Two e-mail archiving vendors bolstered the e-discovery functionality of their flagship products, moves designed to help organizations with changing discovery rules and the staggering growth of corporate electronic data.
EVault, of Emeryville, Calif., introduced EVault Insight, an e-discovery solution that provides a two-pronged approach to managing electronic documents and e-mail for regulatory compliance.
EVault Insights Online Review Service is a hosted document repository and review service that allows review teams to manage millions of documents from a secure Web site.
Features include a simple search engine, native electronic document review, an unlimited number of folders and attributes to organize documents, customizable access levels, and several production options to export responsive documents in the companys preferred format.
A second service is the Electronic File Conversion Service, which converts documents to either TIF or PDF, which allows them to be uploaded into litigation management systems more easily.
This service allows conversion of a variety of media types, extraction of all meta fields, treatment of files with no file extensions, keyword searches in text and metadata, data filtering, and text extraction at the document level.
Meanwhile, e-mail archiving vendor Fortiva has upgraded its Archiving Suite with a variety of e-discovery features.
The new offline tiered storage option allows organizations to store older data offline while remaining fully indexed and searchable for discovery purposes.
A new Legal Hold feature allows organizations to create separate repository for each subject or case and assign messages to the repository so copies of e-mail messages will be retained indefinitely.
This feature allows for full searches, and e-mails can quickly be exported from a hold repository on demand.

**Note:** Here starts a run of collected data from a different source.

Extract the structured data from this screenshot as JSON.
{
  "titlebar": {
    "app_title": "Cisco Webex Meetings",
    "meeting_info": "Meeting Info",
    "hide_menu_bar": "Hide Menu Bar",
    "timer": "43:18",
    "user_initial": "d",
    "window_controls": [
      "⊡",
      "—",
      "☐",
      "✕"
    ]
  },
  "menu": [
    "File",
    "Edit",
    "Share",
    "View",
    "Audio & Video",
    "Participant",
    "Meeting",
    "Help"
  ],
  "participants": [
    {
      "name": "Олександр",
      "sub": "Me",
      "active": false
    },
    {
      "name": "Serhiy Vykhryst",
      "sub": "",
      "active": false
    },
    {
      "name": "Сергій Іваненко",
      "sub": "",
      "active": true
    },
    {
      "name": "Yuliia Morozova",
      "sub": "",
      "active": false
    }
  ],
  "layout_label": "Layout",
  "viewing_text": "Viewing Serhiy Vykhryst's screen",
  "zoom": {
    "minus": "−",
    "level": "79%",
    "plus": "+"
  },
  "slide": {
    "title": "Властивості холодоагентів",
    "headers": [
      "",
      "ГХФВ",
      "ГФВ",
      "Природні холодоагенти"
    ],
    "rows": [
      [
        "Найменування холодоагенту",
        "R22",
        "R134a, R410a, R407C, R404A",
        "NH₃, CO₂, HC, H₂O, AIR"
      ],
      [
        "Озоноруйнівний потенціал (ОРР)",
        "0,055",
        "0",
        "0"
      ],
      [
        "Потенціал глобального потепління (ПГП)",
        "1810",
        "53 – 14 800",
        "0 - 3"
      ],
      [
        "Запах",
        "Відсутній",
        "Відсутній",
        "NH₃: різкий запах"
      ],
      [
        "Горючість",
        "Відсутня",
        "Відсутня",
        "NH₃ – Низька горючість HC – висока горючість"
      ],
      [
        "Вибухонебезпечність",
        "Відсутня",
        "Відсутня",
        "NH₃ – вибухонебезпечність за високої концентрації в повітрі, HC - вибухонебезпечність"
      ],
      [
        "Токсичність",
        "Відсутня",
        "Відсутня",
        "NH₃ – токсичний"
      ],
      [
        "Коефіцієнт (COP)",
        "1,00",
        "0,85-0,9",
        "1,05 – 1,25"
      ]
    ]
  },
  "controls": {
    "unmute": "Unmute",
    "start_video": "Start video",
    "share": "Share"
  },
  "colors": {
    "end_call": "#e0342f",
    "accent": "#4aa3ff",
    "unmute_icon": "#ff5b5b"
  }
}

Other new features of the Fortiva Archiving Suite include Managed Disposition, which allows authorized users to approve dispositions; Infotags to allow companies to automatically mark messages containing privileged information to ensure that they are not shared with opposing counsel during a legal discovery request; proximity search capabilities; and PST import services.
It only makes sense that vendors in the crowded e-mail archiving space would focus on shoring up their products to help users better accommodate legal discovery and other functions related to e-mail as evidence.
It only makes sense that vendors in the crowded e-mail archiving space would find a way to enhance their products since the market has slowed from its frantic pace of the past few years, said Brian Babineau, an analyst with Enterprise Strategy Group of Milford, Mass.
Babineau said the panic spending—the spending customers must do for compliance or governance—is slowing, leaving the market opportunity to focus on features that solve problems, like improved resource utilization, elimination of mailbox quotas, and improved application performance. “And discovery is the easiest area of spend,” he said.
Although these are positive moves for both eVault and Fortiva, other e-mail archiving vendors like Iron Mountain and Zantaz have had eDiscovery capabilities for some time.
Those companies, Babineau said, are moving to the next frontier of e-mail archiving—functions like upgrading resource management.